Donc, les peintres de vases antiques, certains tout au moins, connaissaient parfois d'assez près la tradition littéraire : voilà un résultat qui n'avait pas été établi jusqu'ici. On a sans doute trop insisté sur le caractère artisanal de ces décorateurs, qui n'allaient pas seulement s'instruire au théâtre, mais lisaient, et sentaient finement, parfois ; exclura-t-on aussi de la culture littéraire tous les artistes modernes ? N'ont-ils jamais connu les poètes ? On a eu tort de renoncer à la réalité de la Rencontre Alcée-Sappho.

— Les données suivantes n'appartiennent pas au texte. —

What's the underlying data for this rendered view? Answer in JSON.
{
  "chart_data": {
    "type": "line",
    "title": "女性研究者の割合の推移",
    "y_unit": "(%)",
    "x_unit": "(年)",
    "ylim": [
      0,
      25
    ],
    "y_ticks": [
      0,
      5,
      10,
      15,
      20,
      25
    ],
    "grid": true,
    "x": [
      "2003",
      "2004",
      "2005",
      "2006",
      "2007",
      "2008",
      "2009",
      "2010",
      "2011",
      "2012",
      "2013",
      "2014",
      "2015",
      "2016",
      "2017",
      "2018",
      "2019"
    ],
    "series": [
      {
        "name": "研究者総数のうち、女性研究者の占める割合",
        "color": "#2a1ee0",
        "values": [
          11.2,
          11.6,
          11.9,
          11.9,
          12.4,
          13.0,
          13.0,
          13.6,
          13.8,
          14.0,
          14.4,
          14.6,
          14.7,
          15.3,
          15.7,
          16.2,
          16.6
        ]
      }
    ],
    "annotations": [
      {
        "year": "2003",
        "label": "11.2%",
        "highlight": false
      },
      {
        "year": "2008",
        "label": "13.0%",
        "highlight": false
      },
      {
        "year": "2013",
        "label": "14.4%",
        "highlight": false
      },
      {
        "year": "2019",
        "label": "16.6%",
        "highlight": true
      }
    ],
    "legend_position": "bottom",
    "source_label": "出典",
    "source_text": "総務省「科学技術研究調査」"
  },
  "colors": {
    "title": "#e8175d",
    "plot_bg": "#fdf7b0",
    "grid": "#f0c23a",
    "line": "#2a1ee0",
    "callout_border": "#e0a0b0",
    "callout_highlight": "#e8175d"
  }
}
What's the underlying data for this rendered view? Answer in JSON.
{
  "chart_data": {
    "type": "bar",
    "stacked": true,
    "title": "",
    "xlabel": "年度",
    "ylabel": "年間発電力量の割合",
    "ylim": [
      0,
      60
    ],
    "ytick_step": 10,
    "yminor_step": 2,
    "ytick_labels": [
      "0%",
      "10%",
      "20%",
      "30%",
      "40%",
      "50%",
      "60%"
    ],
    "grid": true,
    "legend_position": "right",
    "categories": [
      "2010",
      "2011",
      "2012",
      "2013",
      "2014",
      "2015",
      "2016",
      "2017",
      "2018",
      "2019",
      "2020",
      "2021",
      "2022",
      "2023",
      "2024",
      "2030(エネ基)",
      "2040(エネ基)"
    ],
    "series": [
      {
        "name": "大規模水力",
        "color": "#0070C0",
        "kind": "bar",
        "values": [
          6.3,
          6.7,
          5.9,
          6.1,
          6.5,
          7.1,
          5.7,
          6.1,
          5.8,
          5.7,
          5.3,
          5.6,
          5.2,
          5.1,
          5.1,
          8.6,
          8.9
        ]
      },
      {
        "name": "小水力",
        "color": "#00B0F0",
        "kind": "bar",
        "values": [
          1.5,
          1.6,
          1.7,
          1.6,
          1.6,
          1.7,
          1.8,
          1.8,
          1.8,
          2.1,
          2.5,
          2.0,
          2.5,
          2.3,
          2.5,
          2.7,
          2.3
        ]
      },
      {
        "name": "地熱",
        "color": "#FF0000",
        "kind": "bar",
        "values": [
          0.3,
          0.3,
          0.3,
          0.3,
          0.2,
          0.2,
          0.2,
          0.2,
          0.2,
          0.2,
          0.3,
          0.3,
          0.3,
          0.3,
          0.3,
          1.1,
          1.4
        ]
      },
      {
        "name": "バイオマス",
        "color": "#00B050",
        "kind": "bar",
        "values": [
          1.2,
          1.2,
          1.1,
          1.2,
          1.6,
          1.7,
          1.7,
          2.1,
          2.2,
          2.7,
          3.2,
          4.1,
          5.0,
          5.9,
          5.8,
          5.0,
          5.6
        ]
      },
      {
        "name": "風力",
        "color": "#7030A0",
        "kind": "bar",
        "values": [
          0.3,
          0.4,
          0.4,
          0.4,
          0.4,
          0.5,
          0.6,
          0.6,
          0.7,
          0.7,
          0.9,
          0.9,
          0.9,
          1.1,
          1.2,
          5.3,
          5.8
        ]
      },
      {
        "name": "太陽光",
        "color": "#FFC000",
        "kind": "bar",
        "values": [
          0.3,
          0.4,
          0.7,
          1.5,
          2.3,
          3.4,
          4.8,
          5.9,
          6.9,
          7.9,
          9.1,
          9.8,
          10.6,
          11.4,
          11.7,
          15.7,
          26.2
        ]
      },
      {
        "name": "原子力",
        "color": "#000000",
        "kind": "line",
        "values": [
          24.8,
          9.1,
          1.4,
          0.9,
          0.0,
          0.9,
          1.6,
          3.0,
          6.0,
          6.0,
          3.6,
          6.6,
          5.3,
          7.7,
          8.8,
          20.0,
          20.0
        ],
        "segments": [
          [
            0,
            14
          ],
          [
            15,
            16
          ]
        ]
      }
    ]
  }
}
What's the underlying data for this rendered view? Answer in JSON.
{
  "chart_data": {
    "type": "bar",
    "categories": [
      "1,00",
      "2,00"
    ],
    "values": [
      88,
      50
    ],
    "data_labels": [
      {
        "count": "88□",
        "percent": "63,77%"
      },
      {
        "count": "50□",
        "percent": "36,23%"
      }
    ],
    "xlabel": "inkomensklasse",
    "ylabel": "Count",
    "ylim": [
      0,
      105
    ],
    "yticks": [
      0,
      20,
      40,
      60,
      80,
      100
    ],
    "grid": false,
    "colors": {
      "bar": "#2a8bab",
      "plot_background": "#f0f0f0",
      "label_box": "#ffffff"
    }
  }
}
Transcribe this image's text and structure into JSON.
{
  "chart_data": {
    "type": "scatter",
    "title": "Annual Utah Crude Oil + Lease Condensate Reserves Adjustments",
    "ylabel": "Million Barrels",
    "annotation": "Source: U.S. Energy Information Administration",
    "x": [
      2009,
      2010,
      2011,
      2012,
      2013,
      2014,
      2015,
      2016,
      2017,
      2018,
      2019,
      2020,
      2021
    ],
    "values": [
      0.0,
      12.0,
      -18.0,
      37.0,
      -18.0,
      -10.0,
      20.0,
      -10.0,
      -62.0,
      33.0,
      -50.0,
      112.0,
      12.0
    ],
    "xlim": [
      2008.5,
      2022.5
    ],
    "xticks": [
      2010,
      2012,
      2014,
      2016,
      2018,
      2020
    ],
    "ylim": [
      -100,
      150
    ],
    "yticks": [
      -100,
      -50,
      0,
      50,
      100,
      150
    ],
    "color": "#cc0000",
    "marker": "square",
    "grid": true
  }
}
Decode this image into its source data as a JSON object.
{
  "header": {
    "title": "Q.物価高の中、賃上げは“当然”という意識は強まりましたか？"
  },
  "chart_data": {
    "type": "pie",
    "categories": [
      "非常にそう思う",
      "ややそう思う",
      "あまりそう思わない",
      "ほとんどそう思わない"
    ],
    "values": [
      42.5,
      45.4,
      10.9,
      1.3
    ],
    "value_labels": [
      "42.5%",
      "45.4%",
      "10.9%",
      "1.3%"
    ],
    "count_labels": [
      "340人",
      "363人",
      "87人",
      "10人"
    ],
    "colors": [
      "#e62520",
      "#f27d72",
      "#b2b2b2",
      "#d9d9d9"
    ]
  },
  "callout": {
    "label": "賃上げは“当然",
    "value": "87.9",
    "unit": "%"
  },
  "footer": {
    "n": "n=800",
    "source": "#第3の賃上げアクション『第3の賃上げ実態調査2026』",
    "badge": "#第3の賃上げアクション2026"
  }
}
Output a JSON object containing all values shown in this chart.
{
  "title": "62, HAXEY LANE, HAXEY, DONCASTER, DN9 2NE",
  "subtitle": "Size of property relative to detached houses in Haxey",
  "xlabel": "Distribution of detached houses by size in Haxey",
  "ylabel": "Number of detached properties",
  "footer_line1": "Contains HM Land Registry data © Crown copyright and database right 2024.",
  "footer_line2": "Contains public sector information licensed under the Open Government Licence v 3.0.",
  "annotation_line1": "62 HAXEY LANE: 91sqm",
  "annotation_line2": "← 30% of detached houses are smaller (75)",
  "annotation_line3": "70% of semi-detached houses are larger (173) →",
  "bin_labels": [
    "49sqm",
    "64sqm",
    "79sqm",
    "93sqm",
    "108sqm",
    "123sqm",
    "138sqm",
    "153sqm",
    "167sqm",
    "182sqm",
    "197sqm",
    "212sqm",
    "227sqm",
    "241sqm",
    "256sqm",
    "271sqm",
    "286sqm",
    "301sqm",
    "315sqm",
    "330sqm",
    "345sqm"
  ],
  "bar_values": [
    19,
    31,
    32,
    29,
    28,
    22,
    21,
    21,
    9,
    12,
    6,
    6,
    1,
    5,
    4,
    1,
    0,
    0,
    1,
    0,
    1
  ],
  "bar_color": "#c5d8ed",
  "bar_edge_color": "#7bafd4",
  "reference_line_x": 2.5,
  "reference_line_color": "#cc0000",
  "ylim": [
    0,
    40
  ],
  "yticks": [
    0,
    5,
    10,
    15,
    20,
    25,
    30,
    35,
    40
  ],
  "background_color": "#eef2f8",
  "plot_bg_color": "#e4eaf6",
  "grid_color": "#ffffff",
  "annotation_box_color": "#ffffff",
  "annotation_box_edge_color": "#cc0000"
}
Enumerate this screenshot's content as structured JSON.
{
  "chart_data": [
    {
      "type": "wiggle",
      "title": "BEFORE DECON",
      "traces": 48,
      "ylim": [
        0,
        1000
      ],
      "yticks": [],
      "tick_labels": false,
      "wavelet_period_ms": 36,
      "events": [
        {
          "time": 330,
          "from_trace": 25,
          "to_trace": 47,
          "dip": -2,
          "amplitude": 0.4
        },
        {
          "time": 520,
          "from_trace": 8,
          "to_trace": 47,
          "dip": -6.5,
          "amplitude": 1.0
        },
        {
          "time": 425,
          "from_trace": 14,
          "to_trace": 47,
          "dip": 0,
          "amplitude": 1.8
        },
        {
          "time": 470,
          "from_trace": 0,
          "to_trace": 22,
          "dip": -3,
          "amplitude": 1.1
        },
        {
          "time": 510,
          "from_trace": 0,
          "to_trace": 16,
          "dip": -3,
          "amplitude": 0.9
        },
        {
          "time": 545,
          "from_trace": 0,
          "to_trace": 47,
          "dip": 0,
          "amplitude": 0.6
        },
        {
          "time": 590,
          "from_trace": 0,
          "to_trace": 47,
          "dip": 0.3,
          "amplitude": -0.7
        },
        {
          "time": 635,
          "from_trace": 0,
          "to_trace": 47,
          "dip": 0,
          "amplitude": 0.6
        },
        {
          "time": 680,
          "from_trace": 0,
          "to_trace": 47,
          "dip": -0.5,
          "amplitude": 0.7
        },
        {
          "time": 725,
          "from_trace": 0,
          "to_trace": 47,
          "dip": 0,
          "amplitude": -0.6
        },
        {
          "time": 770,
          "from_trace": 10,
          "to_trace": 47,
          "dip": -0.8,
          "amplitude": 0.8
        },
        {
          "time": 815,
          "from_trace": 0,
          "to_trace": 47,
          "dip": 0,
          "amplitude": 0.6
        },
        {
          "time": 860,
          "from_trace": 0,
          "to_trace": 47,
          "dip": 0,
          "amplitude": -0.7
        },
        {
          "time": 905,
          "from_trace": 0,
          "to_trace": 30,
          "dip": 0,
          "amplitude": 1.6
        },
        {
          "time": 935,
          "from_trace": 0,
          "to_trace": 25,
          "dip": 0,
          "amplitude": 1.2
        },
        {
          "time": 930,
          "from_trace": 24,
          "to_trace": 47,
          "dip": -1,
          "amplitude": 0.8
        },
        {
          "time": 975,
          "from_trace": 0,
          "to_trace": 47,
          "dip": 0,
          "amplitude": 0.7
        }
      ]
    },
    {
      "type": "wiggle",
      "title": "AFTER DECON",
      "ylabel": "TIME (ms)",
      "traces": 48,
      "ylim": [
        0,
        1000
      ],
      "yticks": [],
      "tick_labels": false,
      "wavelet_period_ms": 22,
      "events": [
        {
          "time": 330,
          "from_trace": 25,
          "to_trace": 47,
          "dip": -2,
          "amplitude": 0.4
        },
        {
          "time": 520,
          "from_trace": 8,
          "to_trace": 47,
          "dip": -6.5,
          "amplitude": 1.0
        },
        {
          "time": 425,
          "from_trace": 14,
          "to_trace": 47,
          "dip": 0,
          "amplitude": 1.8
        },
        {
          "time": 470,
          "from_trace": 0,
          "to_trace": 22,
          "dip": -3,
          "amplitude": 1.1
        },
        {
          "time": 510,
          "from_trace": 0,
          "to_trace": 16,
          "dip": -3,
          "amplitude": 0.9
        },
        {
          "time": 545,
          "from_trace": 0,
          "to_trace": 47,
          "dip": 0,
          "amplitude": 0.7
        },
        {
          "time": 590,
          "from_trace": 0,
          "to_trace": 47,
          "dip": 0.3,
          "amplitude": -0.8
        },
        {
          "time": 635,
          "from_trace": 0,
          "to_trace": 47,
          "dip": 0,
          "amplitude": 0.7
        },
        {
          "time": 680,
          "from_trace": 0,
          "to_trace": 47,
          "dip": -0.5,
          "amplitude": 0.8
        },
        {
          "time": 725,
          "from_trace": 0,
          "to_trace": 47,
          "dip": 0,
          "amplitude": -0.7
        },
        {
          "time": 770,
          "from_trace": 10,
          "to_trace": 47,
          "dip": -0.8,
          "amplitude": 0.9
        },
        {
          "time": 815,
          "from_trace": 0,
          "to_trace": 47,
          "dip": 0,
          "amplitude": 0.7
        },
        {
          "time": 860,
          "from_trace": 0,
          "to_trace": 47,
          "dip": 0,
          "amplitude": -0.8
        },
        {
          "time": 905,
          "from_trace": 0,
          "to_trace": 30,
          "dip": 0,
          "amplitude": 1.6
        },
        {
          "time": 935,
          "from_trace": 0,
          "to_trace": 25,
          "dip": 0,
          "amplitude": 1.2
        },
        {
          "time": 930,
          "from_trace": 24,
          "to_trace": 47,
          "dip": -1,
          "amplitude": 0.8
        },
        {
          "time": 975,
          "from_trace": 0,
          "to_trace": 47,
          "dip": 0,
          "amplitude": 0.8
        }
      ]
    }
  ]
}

L'art grec gardera d'ailleurs le souvenir de tels colloques . J. D. Beazley a montré qu'un lécythe de Ruvo, un cratère perdu de la collection Middleton, ne pourraient être rapportés que d'une façon incertaine à la poétesse de Lesbos. On fait justice de l'interprétation Alcée-Sappho sur certaines plaques d'argile, méliennes. Mais il est sûr que la Rencontre des deux poètes étaient restées aussi célèbres que la tradition relative à Pétrarque et Laure, p. ex.. Peut-être, raillant Sappho dans la Leucadienne, Ménandre imaginait-il certains colloques Sappho et Phaon sur le modèle de la Rencontre avec Alcée (cf. Fragm. Comic graec, éd. Meineke, II, 707, III, p. 114, 315, 338 ; V p. 409), car les représentations associant deux personnages littéraires, l'un mâle, l'autre féminin, ont duré au moins, avec ou sans transformation, jusqu'au temps de Glycère et de Ménandre, sinon plus tard . Ici, ce sont les Muses ou des entités allégoriques qui reviennent au premier plan ; mais les représentations de l'atelier de Ménandre sont peuplées des images d'une inspiratrice plus réelle.